Messages: 29 Date d'inscription: 15/08/2010 Localisation: Israel
 | Sujet: SHMOOLIK, rappeur juif orthodoxe. Jeu 23 Déc - 13:32 | |
| La Torah demande de chanter. Nos maîtres enseignent que la joie de la Mitsva et le chant suppriment tous les effets de la rigueur, toutes les accusations spirituelles et matérielles. Alors chantons !
Tout a commencé dans cette banlieue parisienne, Sarcelles l'aimée, la nostalgique, loin des trop grands clichés de banlieue. Là où les jeunes se sont connus, groupés, liés, comme un ghetto libre et joyeux, et où chacun a mené sa barque et puisé sa source, en partie au moins. Là-bas, c'est entre grafitis et amour du rap, vie juive authentique, hassidisme familial, rendez-vous chabbatiques et culture banlieusarde, que shmoolik a créé ses premiers repères. Un tracé, des feuilles, crayons, marqueurs, murs, bombes aero, musique, micros, studios, informatique, tout est bon pour que s'installe et naisse la fusion des talents enfouis dans l'artiste en devenir.

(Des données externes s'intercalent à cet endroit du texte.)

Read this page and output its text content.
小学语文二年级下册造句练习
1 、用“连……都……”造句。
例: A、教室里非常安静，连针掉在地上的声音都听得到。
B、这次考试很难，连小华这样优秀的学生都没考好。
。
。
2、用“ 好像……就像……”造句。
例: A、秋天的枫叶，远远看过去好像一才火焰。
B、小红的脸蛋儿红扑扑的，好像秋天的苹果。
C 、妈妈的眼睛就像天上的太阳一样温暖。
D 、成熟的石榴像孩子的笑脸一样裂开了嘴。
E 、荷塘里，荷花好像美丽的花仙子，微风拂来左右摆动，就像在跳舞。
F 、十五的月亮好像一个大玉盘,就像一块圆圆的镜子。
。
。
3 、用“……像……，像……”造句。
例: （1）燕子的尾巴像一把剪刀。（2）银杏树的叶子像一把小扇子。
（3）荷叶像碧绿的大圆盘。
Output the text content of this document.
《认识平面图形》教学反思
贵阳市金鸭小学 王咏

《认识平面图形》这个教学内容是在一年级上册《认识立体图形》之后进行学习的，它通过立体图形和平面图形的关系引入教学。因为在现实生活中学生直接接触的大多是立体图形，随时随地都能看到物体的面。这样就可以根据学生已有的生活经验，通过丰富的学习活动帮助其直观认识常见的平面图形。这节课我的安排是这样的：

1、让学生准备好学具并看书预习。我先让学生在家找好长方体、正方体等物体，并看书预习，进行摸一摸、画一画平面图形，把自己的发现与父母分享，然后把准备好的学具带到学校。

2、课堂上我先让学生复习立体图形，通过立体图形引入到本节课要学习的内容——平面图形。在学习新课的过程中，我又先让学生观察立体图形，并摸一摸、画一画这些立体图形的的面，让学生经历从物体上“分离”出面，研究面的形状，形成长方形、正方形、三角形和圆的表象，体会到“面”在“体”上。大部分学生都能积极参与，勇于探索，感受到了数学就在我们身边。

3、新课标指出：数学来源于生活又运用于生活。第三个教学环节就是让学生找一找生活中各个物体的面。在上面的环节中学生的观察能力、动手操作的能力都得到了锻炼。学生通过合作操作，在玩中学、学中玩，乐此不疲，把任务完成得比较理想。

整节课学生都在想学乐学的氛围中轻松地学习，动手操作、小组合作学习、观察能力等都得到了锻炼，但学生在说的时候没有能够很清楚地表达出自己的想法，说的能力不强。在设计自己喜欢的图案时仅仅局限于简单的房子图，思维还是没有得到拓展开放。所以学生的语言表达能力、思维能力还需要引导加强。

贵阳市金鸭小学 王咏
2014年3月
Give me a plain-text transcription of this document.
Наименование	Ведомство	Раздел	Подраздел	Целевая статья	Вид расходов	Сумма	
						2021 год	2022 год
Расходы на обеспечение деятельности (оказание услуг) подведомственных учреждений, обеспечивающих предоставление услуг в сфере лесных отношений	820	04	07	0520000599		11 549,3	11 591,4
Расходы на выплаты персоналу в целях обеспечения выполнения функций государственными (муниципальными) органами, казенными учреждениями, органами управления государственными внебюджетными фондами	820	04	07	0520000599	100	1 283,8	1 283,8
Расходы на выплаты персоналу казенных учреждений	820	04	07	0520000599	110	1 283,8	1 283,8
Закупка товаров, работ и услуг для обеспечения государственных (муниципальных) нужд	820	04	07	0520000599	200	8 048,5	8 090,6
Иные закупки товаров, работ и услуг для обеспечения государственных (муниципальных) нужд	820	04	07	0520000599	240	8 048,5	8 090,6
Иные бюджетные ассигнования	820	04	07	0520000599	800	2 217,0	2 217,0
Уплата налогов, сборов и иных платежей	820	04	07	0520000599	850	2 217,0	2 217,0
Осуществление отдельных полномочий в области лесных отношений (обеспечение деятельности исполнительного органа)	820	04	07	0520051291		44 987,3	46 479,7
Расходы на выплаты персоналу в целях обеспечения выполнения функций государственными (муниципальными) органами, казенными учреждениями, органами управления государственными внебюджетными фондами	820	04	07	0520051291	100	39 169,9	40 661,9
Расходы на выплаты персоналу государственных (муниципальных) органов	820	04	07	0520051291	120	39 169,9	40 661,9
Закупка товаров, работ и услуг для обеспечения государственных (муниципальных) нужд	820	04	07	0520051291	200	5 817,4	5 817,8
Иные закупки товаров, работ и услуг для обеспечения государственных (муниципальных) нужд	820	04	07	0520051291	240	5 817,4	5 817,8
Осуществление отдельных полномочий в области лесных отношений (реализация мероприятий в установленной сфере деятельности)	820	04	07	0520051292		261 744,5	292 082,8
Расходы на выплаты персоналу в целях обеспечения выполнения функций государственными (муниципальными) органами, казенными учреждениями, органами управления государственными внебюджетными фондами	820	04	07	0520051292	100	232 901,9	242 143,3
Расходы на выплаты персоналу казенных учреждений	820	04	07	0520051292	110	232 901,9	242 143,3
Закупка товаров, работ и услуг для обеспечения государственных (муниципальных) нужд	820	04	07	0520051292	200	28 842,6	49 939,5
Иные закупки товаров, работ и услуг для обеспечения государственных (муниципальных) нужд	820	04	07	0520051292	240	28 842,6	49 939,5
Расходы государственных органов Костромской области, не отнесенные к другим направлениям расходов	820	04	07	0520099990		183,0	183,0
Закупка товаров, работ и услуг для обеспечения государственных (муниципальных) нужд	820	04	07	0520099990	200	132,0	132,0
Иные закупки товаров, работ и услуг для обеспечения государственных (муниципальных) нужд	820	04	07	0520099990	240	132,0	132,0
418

L'image se crée, le son perfore, l'homme persiste et c'est tout à son honneur. Puis, c'est l'envolée, virée spirituelle et recherche matérielle à Manhattan, un an d'expérience pour devenir un Mench, tracer sa voie, travailler jusqu'à pas d'heure dans les lueurs tamisées de restaus juifs new-yorkais, rechercher la mine d'or d'un graphiste qui veut exercer sa vocation, quête d'un sommet et recherche d'un gagne-pain. Mais l'issue est ailleurs, malgré d'heureuses matinées passées au 770 (seven seventy), la maison spirituelle des Hassidim et du Rabbi. Après cela, c'est la montée, encore plus haut.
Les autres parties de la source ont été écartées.